Uma metáfora para um ex-presidente

No Futebol quando o Juiz apareceu muito num jogo, é sinal de que o torcedor saiu insatisfeito porque certamente quem deveria aparecer - o jogador - não apareceu o suficiente para dar espetáculo

Temos um ex-Presidente que gosta muito de futebol e nada mais familiar e identitário no país que possui "milhões de técnicos" tanto quanto "milhões de árbitros" de futebol.

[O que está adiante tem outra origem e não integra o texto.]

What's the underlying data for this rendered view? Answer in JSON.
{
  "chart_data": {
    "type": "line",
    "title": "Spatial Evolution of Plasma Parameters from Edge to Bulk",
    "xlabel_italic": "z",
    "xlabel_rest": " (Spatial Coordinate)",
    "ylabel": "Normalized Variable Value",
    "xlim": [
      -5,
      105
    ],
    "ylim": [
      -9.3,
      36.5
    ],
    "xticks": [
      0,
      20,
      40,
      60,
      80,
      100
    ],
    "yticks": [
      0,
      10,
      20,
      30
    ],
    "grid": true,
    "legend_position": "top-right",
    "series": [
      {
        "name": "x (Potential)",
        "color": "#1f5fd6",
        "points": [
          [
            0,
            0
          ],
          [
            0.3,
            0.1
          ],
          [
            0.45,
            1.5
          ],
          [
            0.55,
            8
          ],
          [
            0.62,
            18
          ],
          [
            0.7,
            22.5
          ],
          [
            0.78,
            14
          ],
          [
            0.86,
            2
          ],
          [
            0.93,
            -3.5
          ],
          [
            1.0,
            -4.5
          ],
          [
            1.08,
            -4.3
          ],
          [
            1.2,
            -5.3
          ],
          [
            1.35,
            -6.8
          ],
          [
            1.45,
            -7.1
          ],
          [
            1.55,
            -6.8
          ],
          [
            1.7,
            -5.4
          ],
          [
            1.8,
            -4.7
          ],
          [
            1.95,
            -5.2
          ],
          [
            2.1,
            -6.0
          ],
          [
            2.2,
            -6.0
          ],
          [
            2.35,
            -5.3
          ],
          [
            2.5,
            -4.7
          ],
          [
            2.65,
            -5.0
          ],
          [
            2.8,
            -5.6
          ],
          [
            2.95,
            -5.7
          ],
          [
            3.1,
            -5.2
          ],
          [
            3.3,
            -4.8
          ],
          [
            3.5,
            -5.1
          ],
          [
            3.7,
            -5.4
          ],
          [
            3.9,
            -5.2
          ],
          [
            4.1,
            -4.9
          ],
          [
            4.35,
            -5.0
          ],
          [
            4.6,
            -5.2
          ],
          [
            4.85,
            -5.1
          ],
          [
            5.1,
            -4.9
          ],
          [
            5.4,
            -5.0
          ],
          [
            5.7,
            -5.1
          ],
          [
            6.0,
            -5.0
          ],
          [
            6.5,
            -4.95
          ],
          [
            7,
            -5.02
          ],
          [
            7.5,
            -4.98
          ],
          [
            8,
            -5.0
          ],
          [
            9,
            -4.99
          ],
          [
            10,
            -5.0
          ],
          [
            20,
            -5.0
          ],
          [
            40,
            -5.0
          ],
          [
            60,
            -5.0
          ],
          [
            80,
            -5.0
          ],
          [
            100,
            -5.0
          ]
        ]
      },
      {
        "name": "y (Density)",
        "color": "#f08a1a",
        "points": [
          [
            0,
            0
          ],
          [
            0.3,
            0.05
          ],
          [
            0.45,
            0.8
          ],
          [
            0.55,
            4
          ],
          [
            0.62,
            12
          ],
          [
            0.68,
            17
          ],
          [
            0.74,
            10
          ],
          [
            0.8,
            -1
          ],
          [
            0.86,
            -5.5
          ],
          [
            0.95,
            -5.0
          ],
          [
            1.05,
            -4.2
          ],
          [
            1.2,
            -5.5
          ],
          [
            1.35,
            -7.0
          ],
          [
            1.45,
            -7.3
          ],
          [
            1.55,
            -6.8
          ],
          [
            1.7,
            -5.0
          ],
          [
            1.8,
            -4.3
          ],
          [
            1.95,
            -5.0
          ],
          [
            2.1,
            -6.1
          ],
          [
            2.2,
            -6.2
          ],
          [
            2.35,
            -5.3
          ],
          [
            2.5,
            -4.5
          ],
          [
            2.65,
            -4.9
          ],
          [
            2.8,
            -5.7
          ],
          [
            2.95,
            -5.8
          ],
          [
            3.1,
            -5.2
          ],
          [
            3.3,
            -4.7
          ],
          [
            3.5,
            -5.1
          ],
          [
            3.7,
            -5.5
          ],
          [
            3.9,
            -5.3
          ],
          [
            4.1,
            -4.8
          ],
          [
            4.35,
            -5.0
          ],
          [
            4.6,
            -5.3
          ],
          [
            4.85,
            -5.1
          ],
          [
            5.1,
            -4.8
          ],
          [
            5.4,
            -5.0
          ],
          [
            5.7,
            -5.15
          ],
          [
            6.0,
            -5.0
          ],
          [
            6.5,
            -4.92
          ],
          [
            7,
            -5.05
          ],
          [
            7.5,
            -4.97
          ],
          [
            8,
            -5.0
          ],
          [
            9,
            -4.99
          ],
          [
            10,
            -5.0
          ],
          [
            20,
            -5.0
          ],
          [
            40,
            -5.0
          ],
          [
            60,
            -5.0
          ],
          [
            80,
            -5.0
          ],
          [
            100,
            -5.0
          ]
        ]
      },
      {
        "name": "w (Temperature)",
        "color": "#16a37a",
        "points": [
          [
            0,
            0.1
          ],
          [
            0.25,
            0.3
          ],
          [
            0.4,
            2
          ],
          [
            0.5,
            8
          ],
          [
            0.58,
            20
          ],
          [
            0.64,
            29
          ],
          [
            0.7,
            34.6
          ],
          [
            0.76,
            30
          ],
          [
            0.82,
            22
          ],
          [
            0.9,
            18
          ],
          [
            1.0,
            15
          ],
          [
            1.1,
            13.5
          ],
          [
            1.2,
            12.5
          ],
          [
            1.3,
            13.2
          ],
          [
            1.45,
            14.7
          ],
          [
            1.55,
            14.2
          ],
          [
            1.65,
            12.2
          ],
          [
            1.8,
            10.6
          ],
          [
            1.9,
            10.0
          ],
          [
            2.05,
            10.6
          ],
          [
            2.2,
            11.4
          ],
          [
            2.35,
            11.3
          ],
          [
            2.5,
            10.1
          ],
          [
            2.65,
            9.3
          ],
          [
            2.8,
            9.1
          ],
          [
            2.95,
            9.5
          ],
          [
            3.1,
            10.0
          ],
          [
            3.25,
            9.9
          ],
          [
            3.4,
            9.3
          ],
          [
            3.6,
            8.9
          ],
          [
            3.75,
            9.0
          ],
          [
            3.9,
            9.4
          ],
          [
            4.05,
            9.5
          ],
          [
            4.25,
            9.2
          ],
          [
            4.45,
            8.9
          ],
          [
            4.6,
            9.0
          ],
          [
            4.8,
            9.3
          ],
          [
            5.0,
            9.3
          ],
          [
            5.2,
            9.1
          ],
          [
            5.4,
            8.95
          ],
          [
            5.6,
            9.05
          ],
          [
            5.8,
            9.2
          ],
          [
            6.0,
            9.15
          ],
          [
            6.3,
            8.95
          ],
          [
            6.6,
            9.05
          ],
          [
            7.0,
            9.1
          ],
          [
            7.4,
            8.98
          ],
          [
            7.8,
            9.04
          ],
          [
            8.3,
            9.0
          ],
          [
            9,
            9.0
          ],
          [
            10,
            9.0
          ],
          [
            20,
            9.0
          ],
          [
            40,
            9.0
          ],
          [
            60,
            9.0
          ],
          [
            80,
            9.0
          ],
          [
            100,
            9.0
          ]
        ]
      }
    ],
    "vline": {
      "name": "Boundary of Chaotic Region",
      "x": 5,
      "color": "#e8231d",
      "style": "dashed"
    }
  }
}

Conhecemos o futebol por dentro e por fora, pela arte, pela técnica e pelas regras. "A regra é clara!" garante o comentarista consagrado Arnaldo Cezar Coelho. Gol de letra, gol de placa, pintura de gol, frango, bater roupa, rebote, drible, drible da vaca, chapéu ou lençol, caneta, elástico, calcanhar, dando condição, impedimento, escanteio, pênalti, falta... ih! São muitos termos, expressões e suas peculiares semânticas, num dicionário de muitos milhares de verbetes, mas pode ter certeza que o povão conhece a cada um deles. Os senhores cronistas esportivos dedicam - creio eu - 99% do que produzem para o futebol, porque aí estão os leitores do caderno esportivo nos jornais, sobretudo dominicais, e das revistas esportivas com periodicidade semanal ou mensal.

O futebol é o nosso passatempo favorito e em boa medida é parte do acervo dos saberes mais encravados no ideário brasileiro. É uma paixão nacional, cujo alcance vai de tataravô a tataraneto. E as mulheres - quem diria? - é o público que mais cresce e os Templos dos Deuses do Futebol estão, cada vez mais, cheios da leveza, da graça e beleza femininas num universo em que os marmanjos, ainda, marcam muito e nem sempre com cortesia. Democracia futebolística? Sim! Está melhorando. Nossos estádios estão virando lugar de confraternização entre famílias, e isto é muito bom.

É usual fazermos comparações e metáforas usando os fundamentos e as verdades do futebol e uma delas reza sabiamente:

"Quando o árbitro aparece muito numa partida, o espetáculo do futebol fica comprometido". O jogo não é bom e o torcedor sai no prejuízo.

O nosso ex-Presidente era exímio artesão de metáforas e se apoiava bastante nas "verdades terrenas do futebol" para sustentar as "verdades palacianas", quase sacro-santas.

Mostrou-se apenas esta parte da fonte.